Final Word: NFC West

Five nuggets of knowledge about Week 16:

Mandatory viewing, optional running. The San Francisco 49ers and Seattle Seahawks will be showcasing throw-first quarterbacks with the ability to beat defenses with their legs as well. The 49ers' Colin Kaepernick has two 50-yard runs in fourth quarters of recent games. The Seahawks' Russell Wilson had 92 yards rushing and three rushing touchdowns last week, but his decisions from the option attack are what have given defenses the most trouble. Wilson has averaged 8.1 yards per carry on option runs over the past three games. Marshawn Lynch has averaged 13.0 yards on these plays over the same span. The 49ers have faced one zone-read play all season. They allowed 35 yards to the Buffalo Bills' Brad Smith on a Wildcat play in Week 5.

Blowouts nice while they last. The Seahawks are the fourth team over the past 12 seasons to win back-to-back games by at least 33 points apiece. Their Week 16 opponent, San Francisco, accomplished the feat against Buffalo and the New York Jets earlier this season. Before that, only the 2005 Seahawks (Weeks 13-14) and 2002 Kansas City Chiefs (Weeks 13-14) had posted back-to-back blowouts of that magnitude since at least 2001. Nine total points have separated the Seahawks and 49ers in their two most recent matchups. A blowout appears unlikely for either team, in other words.

Containing a hot QB. Wilson leads the NFL in Total QBR over the past 10 weeks. The improvement he has shown against five or more pass-rushers -- 82.2 QBR score with six touchdowns and no interceptions since Week 8, compared with 23.3 QBR with no touchdowns and two interceptions previously -- might not apply Sunday.

San Francisco rarely rushes more than four defenders. The 49ers are the only team to hold Wilson below 50 percent completions when rushing four or fewer. Wilson completed 6 of 15 passes (40 percent) for 85 yards and a season-low 27.2 QBR score on those plays during Seattle's 13-6 defeat at San Francisco in Week 7. He has completed 68.1 percent with 15 touchdowns and an 85.2 QBR score on these plays against everyone else.

Give the 49ers some credit, but also note that Lynch, Evan Moore and Robert Turbin dropped passes -- two of them more than 20 yards downfield -- on three of those 15 attempts against standard pressure.

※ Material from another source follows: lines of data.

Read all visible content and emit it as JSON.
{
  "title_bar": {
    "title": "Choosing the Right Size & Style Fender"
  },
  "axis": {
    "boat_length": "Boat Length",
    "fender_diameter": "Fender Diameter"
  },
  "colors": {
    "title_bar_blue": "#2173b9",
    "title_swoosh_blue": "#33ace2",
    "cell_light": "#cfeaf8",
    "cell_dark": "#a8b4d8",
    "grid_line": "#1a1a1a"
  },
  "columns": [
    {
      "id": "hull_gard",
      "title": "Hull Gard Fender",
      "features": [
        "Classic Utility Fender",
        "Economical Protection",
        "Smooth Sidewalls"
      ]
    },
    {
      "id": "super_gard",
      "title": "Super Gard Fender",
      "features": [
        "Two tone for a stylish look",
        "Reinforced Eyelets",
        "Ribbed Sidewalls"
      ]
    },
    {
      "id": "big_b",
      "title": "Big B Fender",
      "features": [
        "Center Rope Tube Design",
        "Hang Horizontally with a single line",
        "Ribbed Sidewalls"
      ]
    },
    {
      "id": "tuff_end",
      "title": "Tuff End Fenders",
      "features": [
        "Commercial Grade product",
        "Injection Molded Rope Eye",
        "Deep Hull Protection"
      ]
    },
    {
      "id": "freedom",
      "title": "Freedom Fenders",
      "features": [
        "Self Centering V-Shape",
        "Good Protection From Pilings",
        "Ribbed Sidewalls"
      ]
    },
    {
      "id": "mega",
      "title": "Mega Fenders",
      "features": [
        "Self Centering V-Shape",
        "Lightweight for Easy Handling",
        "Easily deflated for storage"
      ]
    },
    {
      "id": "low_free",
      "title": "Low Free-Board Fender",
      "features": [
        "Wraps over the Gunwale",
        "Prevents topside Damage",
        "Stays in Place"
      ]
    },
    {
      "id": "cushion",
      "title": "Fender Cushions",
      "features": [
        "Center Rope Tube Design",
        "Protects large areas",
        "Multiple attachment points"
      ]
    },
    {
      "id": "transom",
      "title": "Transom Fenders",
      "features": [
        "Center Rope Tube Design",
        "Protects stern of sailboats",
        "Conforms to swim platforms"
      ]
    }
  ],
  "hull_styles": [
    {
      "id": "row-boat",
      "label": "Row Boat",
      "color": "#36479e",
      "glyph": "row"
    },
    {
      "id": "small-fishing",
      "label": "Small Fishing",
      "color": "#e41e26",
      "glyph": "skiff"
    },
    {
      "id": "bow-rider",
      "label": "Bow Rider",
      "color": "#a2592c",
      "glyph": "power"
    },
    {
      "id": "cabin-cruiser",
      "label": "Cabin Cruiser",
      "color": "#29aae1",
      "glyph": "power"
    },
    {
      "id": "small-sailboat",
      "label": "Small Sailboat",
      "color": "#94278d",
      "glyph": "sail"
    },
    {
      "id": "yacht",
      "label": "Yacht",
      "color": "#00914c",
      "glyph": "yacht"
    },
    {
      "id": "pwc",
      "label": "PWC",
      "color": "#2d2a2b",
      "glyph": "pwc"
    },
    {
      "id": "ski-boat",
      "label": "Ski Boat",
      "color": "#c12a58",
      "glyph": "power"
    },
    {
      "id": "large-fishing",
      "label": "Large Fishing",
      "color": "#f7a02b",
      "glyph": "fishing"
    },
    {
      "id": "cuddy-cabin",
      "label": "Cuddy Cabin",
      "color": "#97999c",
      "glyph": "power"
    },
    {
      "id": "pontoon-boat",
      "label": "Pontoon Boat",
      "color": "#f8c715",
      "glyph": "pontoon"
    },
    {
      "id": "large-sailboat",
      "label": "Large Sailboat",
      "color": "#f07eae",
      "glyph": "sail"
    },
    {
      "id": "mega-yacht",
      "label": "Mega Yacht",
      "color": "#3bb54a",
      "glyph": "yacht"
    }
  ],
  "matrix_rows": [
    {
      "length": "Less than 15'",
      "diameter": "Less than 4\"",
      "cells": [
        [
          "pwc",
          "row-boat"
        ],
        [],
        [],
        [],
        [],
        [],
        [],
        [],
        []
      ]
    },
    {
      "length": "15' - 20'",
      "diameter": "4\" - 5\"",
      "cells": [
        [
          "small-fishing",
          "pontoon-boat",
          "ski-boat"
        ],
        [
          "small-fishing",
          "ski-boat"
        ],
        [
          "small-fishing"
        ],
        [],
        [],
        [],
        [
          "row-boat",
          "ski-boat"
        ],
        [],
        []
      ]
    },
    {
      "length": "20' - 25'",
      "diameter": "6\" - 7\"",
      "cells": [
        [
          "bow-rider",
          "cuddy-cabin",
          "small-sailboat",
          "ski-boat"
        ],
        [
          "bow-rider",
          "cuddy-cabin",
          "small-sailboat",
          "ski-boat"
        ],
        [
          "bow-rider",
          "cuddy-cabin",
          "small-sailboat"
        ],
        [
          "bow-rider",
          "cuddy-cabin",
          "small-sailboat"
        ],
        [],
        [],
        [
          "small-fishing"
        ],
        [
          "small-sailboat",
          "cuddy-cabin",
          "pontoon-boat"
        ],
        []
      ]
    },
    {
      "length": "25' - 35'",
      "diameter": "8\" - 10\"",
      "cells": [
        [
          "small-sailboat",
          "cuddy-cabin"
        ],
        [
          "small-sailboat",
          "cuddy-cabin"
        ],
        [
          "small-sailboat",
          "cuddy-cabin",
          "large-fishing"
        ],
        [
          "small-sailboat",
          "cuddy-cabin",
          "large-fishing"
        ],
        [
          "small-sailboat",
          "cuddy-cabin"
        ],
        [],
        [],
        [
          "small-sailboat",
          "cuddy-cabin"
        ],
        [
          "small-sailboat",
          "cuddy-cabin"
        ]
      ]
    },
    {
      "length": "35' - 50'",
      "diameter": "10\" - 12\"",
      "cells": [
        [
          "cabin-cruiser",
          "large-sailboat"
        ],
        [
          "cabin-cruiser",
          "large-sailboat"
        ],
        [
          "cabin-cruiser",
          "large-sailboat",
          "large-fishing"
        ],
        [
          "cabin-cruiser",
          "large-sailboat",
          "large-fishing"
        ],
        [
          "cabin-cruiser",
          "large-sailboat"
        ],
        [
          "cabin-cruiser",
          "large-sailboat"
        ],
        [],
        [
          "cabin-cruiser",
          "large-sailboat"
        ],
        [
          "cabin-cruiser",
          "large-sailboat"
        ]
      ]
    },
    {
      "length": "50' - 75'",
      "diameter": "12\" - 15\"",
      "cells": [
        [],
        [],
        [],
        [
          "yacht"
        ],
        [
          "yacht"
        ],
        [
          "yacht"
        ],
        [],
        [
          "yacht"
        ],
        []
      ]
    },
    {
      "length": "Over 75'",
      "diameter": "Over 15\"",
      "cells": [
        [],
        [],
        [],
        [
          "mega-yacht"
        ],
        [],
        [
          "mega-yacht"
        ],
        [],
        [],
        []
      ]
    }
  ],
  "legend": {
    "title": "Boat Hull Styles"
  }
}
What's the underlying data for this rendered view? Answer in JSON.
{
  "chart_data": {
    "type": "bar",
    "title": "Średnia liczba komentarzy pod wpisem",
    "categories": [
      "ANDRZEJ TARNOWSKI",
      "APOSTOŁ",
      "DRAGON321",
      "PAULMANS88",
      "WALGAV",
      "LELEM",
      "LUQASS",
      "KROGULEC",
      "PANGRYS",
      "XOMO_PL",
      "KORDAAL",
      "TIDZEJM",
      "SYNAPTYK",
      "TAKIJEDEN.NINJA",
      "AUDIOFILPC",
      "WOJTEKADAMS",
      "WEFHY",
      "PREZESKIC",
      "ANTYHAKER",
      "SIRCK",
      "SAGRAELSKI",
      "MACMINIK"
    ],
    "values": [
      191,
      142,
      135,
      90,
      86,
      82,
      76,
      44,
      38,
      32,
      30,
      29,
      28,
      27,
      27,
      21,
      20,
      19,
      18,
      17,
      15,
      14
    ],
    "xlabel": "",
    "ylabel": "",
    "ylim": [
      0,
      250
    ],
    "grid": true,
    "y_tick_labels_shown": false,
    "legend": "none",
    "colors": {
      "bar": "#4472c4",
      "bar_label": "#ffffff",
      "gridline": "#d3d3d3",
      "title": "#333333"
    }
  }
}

Putting clamps on Cutler. The Arizona Cardinals have regularly forced opposing quarterbacks into poor performances. Tom Brady, Matthew Stafford and Matt Ryan combined for one touchdown pass, nine interceptions, seven sacks and a 20.7 QBR score when facing Arizona this season. They have 73 touchdowns, 26 interceptions and a 74.8 QBR score against everyone else.

Chicago's Jay Cutler is on the Cardinals' menu in Week 16. Cutler ranks 36th out of 37 qualifying quarterbacks in QBR against five-plus pass-rushers. The Cardinals send five-plus rushers 41.5 percent of the time, the second-highest rate in the league. Opponents have 10 touchdowns, nine picks, 22 sacks and a 23.8 QBR against Arizona's added pressure.

Return games in focus. Patrick Peterson, Devin Hester, Leon Washington and Ted Ginn Jr. have combined for 35 career touchdowns on kickoff and punt returns. All four are in play during Week 16 games featuring NFC West teams. Niners rookie LaMichael James provided a pivotal 62-yard kickoff return last week, so let's include him in this discussion as well.

Among the more established returners listed above, Washington is the only one to find the end zone on a return this season. The others are struggling. Hester's Bears rank last in kickoff return average. Ginn has muffed or nearly muffed punts recently. I'll be watching to see whether one of these returners makes a game-changing play Sunday. The 49ers rank 31st in kick coverage, so perhaps Washington will have the best shot.

As a final word to this Final Word, note that the St. Louis Rams head to Tampa Bay ranked 30th in field-position margin at minus-5.8 yards. The Rams have not returned a kickoff for a touchdown since 2005. They have one punt return for a touchdown over the past five seasons (Nick Miller in 2011). The Buccaneers rank among the NFL's top 10 in starting field position on both sides of the ball, and in average field-position margin.